Стандартный набор фраз, с которым я, в общей сложности и по таким же ощущениям, с пятнадцати лет знаком. Мне бы научиться абстрагироваться или перенять отцовский опыт, чтобы всё это не замечать.

— Стоп! Прекратим прения. Не обсуждается.

— Это, полагаю, «да»? — Марго немного наклоняется, будто бы прислушивается к тому, что я сейчас скажу.

— Безусловное! — я же отклоняюсь и устраиваюсь жопой на столе, на который забираюсь, подпрыгнув вверх. — Можно остановить эти стремительные сборы и попросить его не выносить из дома вещи, словно кто подгоняет и толкает в зад? — показываю немного скошенным взглядом на снующего туда-сюда отца.

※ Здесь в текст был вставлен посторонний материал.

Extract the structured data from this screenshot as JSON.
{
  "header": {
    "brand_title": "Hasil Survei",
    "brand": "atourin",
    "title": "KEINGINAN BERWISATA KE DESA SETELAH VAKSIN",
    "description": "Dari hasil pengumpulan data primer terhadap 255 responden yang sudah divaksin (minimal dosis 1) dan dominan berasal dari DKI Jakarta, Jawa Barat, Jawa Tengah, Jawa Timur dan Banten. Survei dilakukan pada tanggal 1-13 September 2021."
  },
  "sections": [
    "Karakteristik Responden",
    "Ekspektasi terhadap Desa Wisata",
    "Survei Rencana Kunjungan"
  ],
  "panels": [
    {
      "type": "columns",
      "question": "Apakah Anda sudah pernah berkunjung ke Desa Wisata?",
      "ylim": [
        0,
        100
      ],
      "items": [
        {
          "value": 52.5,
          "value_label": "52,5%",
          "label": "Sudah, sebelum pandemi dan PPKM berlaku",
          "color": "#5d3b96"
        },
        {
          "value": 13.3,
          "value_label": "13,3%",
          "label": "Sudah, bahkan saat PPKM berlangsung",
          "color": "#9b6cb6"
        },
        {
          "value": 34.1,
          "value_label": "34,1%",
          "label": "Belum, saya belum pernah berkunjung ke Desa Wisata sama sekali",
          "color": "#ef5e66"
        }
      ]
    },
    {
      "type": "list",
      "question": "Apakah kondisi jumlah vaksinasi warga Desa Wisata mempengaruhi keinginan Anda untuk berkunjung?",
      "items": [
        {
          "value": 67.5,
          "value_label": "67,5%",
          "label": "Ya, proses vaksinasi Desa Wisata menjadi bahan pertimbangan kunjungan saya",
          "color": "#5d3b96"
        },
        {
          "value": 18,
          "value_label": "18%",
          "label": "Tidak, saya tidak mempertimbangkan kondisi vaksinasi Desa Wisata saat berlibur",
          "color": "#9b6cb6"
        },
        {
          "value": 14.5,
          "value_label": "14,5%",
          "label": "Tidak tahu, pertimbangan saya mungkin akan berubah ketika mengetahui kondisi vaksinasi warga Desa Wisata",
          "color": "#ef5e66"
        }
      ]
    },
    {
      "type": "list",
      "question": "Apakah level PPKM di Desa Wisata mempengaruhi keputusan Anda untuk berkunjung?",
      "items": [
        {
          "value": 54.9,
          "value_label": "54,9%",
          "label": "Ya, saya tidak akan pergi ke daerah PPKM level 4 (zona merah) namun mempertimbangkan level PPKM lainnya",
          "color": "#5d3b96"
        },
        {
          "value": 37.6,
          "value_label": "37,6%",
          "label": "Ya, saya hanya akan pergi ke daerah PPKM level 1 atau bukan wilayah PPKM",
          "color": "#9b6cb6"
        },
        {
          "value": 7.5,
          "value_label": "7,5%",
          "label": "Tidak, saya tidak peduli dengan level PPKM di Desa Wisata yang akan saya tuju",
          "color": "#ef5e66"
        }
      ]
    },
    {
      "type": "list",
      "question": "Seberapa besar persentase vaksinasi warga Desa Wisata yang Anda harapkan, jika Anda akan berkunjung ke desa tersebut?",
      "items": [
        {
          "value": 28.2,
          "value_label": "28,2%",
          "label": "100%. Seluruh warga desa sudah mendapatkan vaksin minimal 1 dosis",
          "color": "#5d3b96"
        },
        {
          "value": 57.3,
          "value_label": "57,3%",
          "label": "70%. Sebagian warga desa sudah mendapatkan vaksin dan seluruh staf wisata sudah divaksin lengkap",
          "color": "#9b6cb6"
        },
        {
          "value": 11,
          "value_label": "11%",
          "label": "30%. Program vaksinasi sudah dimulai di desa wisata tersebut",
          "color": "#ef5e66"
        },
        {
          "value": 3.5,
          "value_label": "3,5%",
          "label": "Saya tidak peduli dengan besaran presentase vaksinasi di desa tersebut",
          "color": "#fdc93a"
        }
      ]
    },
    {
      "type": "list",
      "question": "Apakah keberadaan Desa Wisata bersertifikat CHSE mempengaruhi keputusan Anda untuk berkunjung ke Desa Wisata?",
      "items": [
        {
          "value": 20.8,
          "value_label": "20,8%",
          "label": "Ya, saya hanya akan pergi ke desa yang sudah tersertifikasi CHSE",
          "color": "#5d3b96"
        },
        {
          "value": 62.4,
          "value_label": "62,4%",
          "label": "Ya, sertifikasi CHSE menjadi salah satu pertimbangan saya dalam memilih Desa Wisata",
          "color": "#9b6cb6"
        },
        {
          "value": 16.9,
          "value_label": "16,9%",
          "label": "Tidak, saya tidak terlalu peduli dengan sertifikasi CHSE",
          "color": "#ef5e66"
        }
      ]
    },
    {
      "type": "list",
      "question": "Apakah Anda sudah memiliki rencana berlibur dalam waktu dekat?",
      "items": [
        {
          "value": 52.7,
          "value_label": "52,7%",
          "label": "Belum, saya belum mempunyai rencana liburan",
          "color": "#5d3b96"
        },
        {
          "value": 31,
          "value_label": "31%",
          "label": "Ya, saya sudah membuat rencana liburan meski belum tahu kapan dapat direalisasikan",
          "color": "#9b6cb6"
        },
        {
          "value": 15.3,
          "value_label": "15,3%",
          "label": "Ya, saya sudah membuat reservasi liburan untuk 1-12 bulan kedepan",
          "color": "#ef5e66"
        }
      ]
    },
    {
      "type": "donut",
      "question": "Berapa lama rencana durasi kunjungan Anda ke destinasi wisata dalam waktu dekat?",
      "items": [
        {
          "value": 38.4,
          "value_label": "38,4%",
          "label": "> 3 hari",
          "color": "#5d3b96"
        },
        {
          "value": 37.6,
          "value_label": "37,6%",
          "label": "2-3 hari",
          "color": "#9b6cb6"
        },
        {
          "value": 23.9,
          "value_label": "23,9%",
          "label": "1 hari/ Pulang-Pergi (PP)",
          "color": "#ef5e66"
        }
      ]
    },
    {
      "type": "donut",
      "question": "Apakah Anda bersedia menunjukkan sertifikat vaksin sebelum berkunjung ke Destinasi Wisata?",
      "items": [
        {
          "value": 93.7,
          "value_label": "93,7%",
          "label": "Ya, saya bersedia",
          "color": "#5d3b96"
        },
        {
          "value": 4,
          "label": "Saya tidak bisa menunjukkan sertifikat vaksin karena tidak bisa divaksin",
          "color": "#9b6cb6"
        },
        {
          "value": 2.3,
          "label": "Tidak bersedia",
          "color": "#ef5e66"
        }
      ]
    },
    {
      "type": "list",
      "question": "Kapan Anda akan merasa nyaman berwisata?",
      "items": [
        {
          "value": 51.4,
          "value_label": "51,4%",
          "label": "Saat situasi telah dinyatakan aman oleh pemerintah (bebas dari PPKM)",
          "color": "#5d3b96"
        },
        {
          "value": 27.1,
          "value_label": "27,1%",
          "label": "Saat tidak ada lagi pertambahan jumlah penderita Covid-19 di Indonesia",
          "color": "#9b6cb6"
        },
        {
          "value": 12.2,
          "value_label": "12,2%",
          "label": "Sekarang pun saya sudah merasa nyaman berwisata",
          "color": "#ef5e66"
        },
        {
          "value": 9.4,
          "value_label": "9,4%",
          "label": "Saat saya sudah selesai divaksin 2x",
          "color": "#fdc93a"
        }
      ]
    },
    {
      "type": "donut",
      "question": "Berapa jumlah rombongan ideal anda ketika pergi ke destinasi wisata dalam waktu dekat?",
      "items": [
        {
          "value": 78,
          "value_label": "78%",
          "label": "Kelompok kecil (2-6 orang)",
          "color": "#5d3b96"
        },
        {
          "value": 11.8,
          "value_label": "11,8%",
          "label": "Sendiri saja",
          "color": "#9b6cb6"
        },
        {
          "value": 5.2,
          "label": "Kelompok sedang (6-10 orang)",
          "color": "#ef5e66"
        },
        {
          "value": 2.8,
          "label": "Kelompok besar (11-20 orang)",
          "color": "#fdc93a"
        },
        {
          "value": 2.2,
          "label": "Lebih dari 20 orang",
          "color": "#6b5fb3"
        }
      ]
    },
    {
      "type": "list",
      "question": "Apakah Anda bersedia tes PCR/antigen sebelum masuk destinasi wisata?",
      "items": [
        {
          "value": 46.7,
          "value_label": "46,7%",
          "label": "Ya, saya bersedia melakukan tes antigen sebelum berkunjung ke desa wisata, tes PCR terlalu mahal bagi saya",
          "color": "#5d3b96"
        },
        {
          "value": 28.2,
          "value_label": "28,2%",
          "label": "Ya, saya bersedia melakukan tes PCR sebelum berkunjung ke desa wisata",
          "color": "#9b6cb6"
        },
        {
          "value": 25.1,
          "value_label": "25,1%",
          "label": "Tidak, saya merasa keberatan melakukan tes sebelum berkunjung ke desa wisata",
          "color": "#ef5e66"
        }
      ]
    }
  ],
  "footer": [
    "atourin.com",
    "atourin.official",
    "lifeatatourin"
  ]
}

— Он собирает всё необходимое, а я отвечаю за сухой паёк. Всё нормально, Ромочка. Никто никого не выгоняет. Папа так решил. Вы с Олечкой побудете на хозяйстве. Дом в вашем полном распоряжении. Ой, какой же ты заспанный, — мгновенно переключается и, покачивая бёдрами, отчаливает от меня. — Два дня — не больше. Вы уедете, а мы вернёмся. Скажешь девочке, что так обстоятельства сложились. Побудьте наедине.

В глуши, лесу, неблагоустроенном шалаше? Всё вроде есть, да только рая нет. Известный классик посмеялся бы над этой ситуацией.

— Вы сбегаете? — покачиваю ногами, стукаясь босыми пятками о дверцы кухонного стола.

— Нас в гости пригласили. Не выдумывай, — с недовольным выражением лица наигранно грубо отвечает. — Слезай!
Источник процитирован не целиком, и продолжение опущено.